In an embodiment of the present invention, the S2 includes:
s21: processing the infrared image after Gaussian filtering by using a segmentation algorithm based on shape prior to eliminate a large-size continuous background area and high-energy noise with a preset pixel number;
s22: selecting a point region with the aspect ratio not more than 2 for the image excluding the large-size continuous background region and the high-energy noise with the preset number of pixels to fit the suspicious target, and segmenting the region around the fitted boundary to exclude the strip-shaped edge region to obtain the target candidate region.
In an embodiment of the present invention, the S21 includes:
s211: and the prior shape information of the weak and small target is fused into an energy function so as to eliminate large-size continuous background areas and high-energy noise with preset pixel quantity.
In an embodiment of the present invention, the S211 includes:
s2111: combining the energies of the shape priors into an energy function;
s2112: and eliminating high-energy noise of a large-size continuous background area and a preset pixel number through the energy function, the energy of the area item and the energy of the boundary item.
In one embodiment of the present invention, the expression of the energy function is:
E(L)=R(L)+B(L)+E shape ;
where R (L) is the region term, B (L) is the boundary term, and Escape is the shape prior term;
the energy expression of the region term is as follows:
E(L)=αR(L)+B(L);
the energy expression of the boundary term is as follows:
wherein, alpha is a relative importance factor between the region item and the boundary item; r p (l p ) Is to label l p The weight assigned to pixel p.
In an embodiment of the present invention, the S3 includes:
s31: the gaussian filtered image is processed using five-size convolution kernels to obtain a feature representation of the small target.
In an embodiment of the present invention, the S31 includes:
s311: convolution kernels of five sizes, 3 × 3, 5 × 5, 7 × 7, 9 × 9 and 11 × 11, are used, and the number of the convolution kernels is 1, 2, 3, 4 and 5 respectively;
s312: the five groups of convolution kernels correspond to targets with the sizes of 1 × 1, 3 × 3, 5 × 5, 7 × 7 and 9 × 9 respectively, the numbers of the five groups of convolution kernels are 5, 4, 3, 2 and 1 respectively, and the numbers of corresponding feature mappings are 5, 4, 3, 2 and 1, so that the 15 feature mappings and the infrared original image form feature mappings of 16 channels;
s313: and serially connecting the image formed by the five groups of convolution kernels and the feature map, and inputting the image and the feature map into an intermediate maximum pooling layer, wherein the kernel size and the step size of the maximum pooling layer are set to be 2 so as to obtain the mapping features of 32 channels, and the mapping features of the 32 channels are the feature representation of the small target.
In an embodiment of the present invention, the S4 includes:
s41: performing convolution and pooling on the feature representation of the small target to obtain a feature map of the middle layer;
s42: downsampling the feature representation of the small target, and decomposing pixels at the same position in downsampling into 4 sub-images;
s43: and carrying out tensor splicing on the feature map of the middle layer and the 4 sub-maps.
The invention has the beneficial effects that:
the segmentation module based on the shape prior fully utilizes the prior information of the weak and small targets to obtain suspicious target areas, reduces the global parameter number to improve the algorithm efficiency, and the multi-scale feature extraction and aggregation module realizes a sufficient number of feature channels for the weak and small targets, thereby ensuring the detectability of the weak and small targets and obviously reducing the false alarm rate under higher recall rate.

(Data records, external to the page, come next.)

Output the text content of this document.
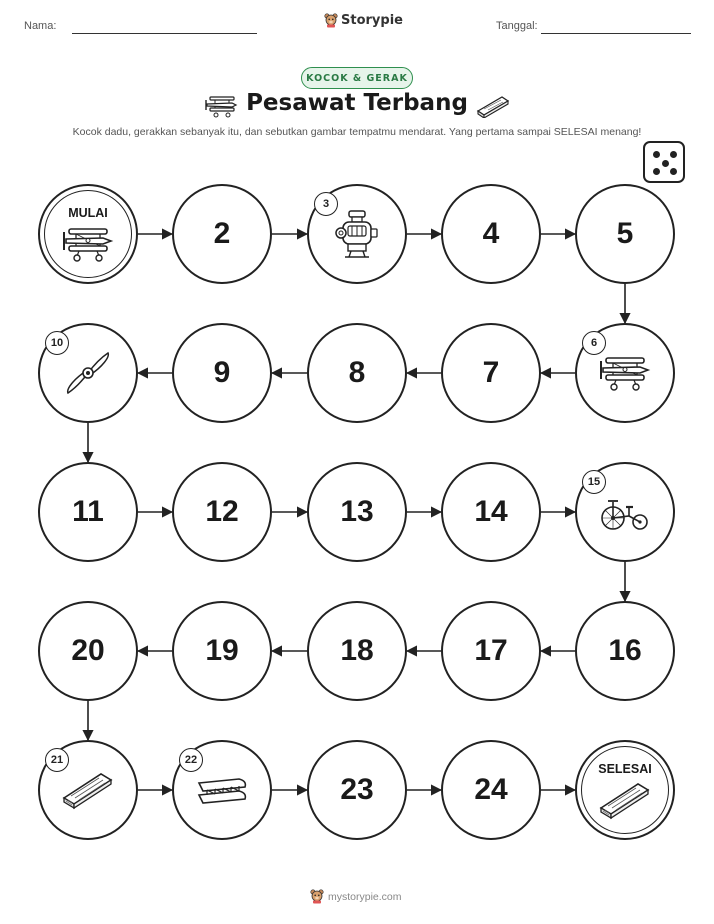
Nama:	Storypie	Tanggal:
KOCOK & GERAK
Pesawat Terbang
Kocok dadu, gerakkan sebanyak itu, dan sebutkan gambar tempatmu mendarat. Yang pertama sampai SELESAI menang!
MULAI
2
3
4	5
6
7
8
9
10
11	12	13	14
15
16
17
18
19
20
21	22
23	24
SELESAI
mystorypie.com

The present invention will be described in further detail with reference to the accompanying drawings and examples.
Drawings
Fig. 1 is a schematic flow chart of an infrared small and weak target identification method based on shape prior segmentation and multi-scale feature aggregation according to an embodiment of the present invention;
fig. 2 is a structural diagram of an infrared small and weak target identification method based on shape prior segmentation and multi-scale feature aggregation according to an embodiment of the present invention.
Detailed Description
In order to further explain the technical means and effects of the present invention adopted to achieve the predetermined invention purpose, the following detailed description is made with reference to the accompanying drawings and the detailed description, for an infrared small and weak target identification method based on shape prior segmentation and multi-scale feature aggregation according to the present invention.
The foregoing and other technical matters, features and effects of the present invention will be apparent from the following detailed description of the embodiments, which is to be read in connection with the accompanying drawings. The technical means and effects of the present invention adopted to achieve the predetermined purpose can be more deeply and specifically understood through the description of the specific embodiments, however, the attached drawings are provided for reference and description only and are not used for limiting the technical scheme of the present invention.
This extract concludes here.